O recrutamento e treinamento de pessoal que já era um problema em si pela grandeza da coisa, passou a ser um problema maior pelas novidades quase diárias aportadas pelas IBMs, pelas Burroughs, pelas Olivettis, as Remingtons, as Panassonics (japoneses chegando), as FACIT, as Siemens e outras que não me lembro).


Mas a chegada dos TELEX marcou época. Era uma máquina de escrever elétrica comandada à distância, com uma fitinha perfurada que gravava tudo e podia escrever tudo de novo. Rápidamente separaram a impressora do teclado e o papel podia ser uma tira de 100m, chamado formulário contínuo, picotado onde se cortavam as páginas. Ou folha por folha. Até desenhos A3 era possível fazer usando programação e analogias. O Presidente estava em Brasilia e sua carta ou ata de reunião era impressa em qualquer lugar do mundo onde houvesse uma máquina similar (com o mesmo código operacional). No início uma IBM só falava com uma IBM e por aí ia, mas rapidamente alguém botou ordem no barraco e padronizaram.


Como as máquinas eram caras, criaram as salas de telex, onde se concentravam transmissões e recebimentos, otimizando o uso do equipamento disponível. Essas salas eram praticamente aquários envidraçados exibidos aos visitantes como estado-da-arte em tecnologia e importância, onde se trabalhava em verdadeiro frenesi, porque até o que não precisava passar por lá, passou a passar, já que os chefinhos de qualquer coisa achavam que dava prestigio. Nesse prédio da Av. Pres. Vargas 84, um ”aquário de telex” foi montado no térreo, ao fundo do hall dos elevadores, para que todos vissem.


O prédio fechava diariamente às 22hs e. por motivos de segurança só abria no dia seguinte às 06 horas quando o turno da vigilância armada rendia o anterior. Nos fins de semana havia um rodízio a cada oito horas. Essa rotina seguia sem percalços, até que, numa segunda feira, às 6 horas da manhã o plantão que estava dentro não apareceu para ser rendido pela equipe do turno que chegava. Foram chamados os bombeiros, a polícia, ambulâncias, etc. para arrombar a porta e ver o que tinha havido com os dois seguranças que haviam feito o turno do domingo para a segunda.

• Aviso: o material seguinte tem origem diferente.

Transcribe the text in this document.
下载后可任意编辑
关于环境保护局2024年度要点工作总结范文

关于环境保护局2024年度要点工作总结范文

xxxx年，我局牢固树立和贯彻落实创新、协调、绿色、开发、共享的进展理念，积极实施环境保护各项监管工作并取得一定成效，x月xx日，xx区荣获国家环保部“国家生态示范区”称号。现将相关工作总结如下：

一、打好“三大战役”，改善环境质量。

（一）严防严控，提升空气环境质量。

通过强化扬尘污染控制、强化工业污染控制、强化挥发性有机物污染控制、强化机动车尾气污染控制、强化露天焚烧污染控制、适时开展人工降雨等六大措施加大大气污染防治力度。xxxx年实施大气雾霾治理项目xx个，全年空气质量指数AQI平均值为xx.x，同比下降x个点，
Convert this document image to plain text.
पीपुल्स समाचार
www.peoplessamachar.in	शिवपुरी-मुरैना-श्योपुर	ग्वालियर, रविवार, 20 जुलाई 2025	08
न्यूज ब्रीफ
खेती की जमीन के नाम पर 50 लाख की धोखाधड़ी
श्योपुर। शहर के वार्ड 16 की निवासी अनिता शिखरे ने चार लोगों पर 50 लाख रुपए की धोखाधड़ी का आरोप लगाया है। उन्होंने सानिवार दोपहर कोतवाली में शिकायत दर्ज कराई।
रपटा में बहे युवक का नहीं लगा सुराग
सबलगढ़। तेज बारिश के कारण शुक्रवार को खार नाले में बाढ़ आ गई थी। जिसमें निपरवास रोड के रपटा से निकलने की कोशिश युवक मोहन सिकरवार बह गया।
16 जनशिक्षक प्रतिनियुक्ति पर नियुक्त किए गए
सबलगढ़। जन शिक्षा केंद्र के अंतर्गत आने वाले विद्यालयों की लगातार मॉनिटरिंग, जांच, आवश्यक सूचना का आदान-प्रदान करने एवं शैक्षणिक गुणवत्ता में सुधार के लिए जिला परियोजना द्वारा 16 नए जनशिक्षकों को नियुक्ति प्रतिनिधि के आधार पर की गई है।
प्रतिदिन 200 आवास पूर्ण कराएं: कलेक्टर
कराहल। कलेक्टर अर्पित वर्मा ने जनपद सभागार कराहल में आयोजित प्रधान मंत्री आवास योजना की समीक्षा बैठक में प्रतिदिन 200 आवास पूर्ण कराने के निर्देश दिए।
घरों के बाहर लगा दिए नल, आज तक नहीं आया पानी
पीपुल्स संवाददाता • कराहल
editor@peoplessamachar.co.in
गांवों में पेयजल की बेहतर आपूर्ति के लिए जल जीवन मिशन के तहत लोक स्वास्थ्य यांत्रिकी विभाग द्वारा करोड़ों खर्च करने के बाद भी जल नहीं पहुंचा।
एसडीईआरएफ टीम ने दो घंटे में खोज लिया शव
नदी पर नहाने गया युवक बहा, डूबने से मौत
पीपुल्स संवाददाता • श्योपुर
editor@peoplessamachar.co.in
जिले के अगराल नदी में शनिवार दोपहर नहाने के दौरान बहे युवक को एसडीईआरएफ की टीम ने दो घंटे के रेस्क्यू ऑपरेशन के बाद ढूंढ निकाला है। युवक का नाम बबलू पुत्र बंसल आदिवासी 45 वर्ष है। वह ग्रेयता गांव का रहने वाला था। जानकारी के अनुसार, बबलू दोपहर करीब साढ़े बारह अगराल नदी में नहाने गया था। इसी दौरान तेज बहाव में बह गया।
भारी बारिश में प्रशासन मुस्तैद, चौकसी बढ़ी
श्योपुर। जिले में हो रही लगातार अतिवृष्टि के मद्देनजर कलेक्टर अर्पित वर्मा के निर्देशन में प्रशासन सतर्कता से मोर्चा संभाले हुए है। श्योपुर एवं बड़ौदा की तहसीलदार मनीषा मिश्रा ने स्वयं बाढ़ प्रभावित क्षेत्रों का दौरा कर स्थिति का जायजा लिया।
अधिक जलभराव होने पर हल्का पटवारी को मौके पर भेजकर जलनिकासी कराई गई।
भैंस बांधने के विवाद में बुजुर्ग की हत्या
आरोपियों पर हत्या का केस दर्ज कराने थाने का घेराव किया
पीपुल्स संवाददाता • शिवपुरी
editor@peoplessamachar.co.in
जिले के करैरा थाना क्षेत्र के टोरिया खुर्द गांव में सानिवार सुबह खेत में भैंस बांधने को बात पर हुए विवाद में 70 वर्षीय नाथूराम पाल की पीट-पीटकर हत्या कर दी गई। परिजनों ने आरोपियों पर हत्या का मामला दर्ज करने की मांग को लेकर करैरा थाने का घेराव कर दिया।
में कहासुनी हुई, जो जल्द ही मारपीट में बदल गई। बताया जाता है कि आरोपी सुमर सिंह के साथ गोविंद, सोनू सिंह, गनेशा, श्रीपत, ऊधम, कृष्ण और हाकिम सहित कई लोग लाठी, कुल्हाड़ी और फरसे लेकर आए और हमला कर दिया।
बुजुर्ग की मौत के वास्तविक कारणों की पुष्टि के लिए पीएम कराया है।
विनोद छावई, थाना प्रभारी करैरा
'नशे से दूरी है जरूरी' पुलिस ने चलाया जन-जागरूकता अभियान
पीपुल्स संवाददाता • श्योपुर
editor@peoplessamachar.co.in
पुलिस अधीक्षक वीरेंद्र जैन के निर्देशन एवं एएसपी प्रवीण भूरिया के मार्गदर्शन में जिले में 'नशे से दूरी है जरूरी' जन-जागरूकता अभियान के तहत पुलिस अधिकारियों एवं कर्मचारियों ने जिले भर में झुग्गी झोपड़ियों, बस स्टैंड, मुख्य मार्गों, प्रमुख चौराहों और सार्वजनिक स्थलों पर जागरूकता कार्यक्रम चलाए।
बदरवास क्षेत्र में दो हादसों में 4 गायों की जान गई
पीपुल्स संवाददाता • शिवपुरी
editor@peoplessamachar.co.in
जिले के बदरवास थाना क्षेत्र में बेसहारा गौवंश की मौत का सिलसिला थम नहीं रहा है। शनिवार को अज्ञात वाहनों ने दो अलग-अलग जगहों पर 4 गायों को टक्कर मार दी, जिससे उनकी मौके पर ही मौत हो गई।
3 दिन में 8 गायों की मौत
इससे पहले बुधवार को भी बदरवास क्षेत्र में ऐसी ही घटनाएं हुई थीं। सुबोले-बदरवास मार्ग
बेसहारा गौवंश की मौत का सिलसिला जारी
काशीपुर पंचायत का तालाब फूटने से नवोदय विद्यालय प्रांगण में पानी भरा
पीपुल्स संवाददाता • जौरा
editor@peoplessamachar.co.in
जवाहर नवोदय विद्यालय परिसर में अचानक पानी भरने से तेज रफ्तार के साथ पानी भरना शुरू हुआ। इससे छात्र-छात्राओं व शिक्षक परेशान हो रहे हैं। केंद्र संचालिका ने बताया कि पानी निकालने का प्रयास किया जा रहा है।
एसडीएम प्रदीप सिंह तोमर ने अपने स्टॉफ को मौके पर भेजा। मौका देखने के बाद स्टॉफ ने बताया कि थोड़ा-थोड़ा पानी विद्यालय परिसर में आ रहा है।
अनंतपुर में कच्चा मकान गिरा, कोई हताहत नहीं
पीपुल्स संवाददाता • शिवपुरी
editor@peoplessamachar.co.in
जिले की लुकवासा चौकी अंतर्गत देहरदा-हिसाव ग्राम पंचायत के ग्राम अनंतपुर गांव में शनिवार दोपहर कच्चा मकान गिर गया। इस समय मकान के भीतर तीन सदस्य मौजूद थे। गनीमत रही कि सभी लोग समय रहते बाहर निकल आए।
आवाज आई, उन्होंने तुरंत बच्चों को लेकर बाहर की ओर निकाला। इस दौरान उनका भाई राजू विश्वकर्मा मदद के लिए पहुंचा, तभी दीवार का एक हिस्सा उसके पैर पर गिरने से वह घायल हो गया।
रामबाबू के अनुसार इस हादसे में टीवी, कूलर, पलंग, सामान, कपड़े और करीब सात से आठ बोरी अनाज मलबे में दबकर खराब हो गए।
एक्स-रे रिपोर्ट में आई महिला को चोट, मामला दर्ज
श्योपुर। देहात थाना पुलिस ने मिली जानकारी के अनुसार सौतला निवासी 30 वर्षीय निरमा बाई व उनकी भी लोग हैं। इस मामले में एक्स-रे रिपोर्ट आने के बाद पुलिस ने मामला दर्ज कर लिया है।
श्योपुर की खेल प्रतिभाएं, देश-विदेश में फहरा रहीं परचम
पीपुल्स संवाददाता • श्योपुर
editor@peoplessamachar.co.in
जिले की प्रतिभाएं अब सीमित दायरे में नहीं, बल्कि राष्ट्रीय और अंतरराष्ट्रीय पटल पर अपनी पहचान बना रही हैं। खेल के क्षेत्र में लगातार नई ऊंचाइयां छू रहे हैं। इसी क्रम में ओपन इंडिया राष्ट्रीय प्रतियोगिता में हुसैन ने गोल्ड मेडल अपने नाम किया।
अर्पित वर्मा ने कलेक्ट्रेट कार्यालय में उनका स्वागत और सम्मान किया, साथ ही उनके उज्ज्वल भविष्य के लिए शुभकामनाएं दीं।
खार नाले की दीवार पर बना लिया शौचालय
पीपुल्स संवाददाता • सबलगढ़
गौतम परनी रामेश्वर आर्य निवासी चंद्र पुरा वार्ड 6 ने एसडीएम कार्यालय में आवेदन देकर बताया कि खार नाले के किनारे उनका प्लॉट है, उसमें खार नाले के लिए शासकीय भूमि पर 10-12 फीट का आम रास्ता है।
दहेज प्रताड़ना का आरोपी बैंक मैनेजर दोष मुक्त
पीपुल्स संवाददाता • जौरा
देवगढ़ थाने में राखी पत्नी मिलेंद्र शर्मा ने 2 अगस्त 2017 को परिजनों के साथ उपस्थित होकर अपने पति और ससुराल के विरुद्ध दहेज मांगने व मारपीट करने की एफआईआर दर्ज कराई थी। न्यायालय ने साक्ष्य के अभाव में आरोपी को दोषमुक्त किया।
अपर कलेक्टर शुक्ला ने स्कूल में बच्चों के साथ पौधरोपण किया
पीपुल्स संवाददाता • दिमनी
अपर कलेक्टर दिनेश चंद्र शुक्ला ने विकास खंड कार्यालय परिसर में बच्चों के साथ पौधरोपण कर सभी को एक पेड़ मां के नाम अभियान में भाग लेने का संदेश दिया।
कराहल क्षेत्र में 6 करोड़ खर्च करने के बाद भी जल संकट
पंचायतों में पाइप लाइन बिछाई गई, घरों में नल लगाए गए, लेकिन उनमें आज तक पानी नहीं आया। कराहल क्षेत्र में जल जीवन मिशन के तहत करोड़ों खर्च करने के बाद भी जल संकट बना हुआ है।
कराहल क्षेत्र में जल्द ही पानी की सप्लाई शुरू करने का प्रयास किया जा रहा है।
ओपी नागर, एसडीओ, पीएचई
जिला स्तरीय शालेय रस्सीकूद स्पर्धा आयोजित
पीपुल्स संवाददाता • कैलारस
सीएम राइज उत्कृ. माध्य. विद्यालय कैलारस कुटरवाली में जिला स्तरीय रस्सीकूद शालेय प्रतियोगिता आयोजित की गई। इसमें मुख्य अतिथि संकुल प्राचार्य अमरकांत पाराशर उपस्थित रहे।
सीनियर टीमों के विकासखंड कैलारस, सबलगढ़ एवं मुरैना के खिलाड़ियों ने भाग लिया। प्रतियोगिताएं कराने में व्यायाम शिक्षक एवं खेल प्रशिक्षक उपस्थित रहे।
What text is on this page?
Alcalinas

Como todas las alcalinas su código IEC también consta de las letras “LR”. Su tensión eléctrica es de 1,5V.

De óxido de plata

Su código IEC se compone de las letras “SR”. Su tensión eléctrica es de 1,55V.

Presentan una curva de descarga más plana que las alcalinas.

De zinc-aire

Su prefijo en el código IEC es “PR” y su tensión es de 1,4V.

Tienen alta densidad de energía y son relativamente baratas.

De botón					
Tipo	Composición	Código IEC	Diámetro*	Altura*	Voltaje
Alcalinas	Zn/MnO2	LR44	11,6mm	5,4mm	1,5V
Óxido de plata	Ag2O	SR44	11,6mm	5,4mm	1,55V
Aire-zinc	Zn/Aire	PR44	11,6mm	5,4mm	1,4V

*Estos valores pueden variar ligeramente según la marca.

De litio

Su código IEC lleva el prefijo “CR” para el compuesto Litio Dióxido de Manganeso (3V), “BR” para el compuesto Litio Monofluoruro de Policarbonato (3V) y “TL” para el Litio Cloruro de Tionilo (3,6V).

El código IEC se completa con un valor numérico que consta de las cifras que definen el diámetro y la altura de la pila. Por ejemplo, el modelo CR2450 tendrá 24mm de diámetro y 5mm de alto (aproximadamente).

Eram dois funcionários, um recém-contratado e outro mais experiente. O que teria havido? Quando o prédio foi invadido pela equipe de resgate, notou-se que tinha havido um tiroteio na sala do telex do térreo, com os vidros do “aquário” destruídos e balas incrustadas por todo lado. A “tomada” do prédio foi cinematográfica, andar-por-andar, até o último andar, a presidência.


Felizmente os dois “vigilantes-seguranças” estavam ali, vivos e sem ferimentos, trancados na sala do presidente, apavorados, sem saber o que fazer. Coube ao Diniz e ao Benoliel, da DIMAP conduzir o inquérito.


Parece que após a troca de guarda, o vigilante mais velho resolveu tirar uma soneca lá prá cima. O vigilante mais jovem, recém-chegado de Feira de Santana, com diversos cursos de tiro e de hierarquias, além de muitas crenças no além, ouviu alguém datilografando e foi averiguar quem teria ficado escondido, provavelmente para fazer algum serviço particular, trabalhando à meia noite naquele silêncio, achando que ninguém ia notar. Vendo as teclas se moverem sem ninguém, concluiu que era um fantasma (os telex da Olivettti realmente davam essa impressão) e, não teve dúvidas, descarregou toda a munição que tinha até o telex parar e foi acordar o companheiro. Quando concluíram o que tinha acontecido, ficaram com vergonha de se apresentar ao público.


A empresa de segurança foi descredenciada por RH inadequado na seleção e no treinamento. A DIMAP teve que comprar outros quatro telex. Vida que segue.



Miguel Fernández y Fernández, engenheiro e cronista

2013_2023jun25, 5.330 toques

Nota para registro: eu trabalhei na DIMAP do BC de meados de 66 a meados de 1969 como funcionário público concursado. Pedi demissão para ser estagiário de engenharia na MontrealEngenharia.